Crypto exchange CoinDCX has confirmed a major security breach resulting in the theft of digital assets worth approximately $44 million (around INR 380 crore). According to the company, the breach stemmed from an internal operational account used solely for liquidity provisioning on a partner platform.
Neeraj Khandelwal, cofounder of CoinDCX, stated on social media platform X, “The total amount lost was ~$44Mn out of our treasury assets. CoinDCX Treasury will be bearing these losses. Our first and foremost objective throughout the day has been to first secure assets.”
Sumit Gupta, CEO and cofounder, clarified that the affected account was “compromised due to a ‘sophisticated’ server breach.” He added that the issue was swiftly contained by isolating the impacted account. “We are collaborating with the exchange partner to block and recover assets, including coming out with a bug bounty program soon. Every security incident is a learning and we will learn from this and further strengthen our platform, more importantly this is our time to win this war against cyberthreats in the industry and we commit to work together with experts to secure our industry,” Gupta said.
CoinDCX emphasized that the breach did not affect customer wallets or funds. Gupta further noted that trading operations and INR withdrawals continue to function normally. However, Khandelwal mentioned that as a safety measure, “trading in the Web3 section” has been temporarily suspended.
“CoinDCX team is all hands working to firefight the situation as we speak and we will get to the depths of the incident. All the customer assets are safe and the trading activity plus the INR withdrawals continue unhindered… ,” Khandelwal added.
The company also revealed plans to launch a bug bounty program and is working with cybersecurity specialists to trace the stolen assets and fix any vulnerabilities.
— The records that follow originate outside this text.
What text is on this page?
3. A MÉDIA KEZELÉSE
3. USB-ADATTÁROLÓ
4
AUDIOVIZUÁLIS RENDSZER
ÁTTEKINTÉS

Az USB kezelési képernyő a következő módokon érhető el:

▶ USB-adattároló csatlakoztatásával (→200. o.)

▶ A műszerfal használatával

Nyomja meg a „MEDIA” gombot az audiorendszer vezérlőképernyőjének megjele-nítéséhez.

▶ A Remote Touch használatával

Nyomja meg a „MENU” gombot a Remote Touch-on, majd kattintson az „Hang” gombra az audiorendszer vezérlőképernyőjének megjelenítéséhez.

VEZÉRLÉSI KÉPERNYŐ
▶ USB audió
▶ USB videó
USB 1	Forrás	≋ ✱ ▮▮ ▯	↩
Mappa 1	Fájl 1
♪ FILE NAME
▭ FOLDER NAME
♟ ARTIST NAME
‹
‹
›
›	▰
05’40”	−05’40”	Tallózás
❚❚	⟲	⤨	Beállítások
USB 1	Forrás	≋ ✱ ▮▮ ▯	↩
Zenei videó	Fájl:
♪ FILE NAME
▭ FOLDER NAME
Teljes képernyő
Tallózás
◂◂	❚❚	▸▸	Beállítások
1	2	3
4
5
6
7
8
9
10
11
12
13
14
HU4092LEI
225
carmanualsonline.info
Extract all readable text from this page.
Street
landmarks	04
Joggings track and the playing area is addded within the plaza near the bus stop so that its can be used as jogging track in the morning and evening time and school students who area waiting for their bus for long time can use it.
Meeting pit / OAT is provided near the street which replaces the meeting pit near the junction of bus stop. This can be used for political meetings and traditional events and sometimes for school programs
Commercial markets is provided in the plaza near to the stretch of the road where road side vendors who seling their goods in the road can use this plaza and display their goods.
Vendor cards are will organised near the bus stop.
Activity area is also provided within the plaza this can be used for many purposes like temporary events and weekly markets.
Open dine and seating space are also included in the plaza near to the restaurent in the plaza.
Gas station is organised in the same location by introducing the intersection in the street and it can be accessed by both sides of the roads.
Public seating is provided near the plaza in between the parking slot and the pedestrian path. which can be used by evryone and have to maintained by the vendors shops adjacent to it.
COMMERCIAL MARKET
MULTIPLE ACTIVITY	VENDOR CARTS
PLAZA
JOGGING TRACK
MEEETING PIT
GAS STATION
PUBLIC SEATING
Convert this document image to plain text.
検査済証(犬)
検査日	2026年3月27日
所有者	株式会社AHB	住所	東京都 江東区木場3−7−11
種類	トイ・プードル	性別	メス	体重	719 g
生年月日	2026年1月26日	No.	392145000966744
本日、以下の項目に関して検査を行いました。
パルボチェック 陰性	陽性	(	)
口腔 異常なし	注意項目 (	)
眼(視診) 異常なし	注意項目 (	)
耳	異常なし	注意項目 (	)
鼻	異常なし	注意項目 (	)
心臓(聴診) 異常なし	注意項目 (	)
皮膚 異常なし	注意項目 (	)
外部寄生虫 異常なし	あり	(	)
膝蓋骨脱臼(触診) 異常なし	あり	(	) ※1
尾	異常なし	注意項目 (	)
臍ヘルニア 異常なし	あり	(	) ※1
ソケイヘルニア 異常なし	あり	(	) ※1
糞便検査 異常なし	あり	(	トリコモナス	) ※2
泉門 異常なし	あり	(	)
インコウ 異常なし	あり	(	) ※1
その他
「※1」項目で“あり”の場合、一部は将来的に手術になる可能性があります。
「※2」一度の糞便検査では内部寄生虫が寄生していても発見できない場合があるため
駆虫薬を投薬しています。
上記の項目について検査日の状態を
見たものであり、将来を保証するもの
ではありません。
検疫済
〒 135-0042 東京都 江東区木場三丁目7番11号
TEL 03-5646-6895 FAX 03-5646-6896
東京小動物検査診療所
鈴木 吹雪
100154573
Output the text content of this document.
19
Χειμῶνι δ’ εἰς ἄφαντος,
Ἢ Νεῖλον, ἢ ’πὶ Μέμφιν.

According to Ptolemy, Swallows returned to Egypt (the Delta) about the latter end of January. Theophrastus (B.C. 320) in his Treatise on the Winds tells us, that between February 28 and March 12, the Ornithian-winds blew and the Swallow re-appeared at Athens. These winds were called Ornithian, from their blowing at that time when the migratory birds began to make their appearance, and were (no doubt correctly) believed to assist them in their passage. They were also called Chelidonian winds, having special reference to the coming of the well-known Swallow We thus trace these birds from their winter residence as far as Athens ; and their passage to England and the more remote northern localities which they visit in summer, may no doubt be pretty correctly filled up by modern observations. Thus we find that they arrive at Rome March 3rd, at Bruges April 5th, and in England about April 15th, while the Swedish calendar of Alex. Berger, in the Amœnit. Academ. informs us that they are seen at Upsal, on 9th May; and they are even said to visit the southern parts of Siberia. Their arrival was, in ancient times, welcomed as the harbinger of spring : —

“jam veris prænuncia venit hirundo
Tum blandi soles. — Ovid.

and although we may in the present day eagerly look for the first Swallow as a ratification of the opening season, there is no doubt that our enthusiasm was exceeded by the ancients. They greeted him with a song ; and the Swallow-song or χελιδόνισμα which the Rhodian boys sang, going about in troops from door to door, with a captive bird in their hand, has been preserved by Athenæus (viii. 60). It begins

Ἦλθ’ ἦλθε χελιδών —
This incident makes CoinDCX the second major Indian crypto exchange to experience a significant cyberattack in the past year. In July 2024, WazirX reported a breach resulting in the theft of $234 million from one of its wallets managed by institutional custodian Liminal.
That event led to temporary suspension of trading and withdrawals, regulatory investigations, and the launch of a white-hat bounty program, though only $3 million of the stolen assets were recovered as of early 2025.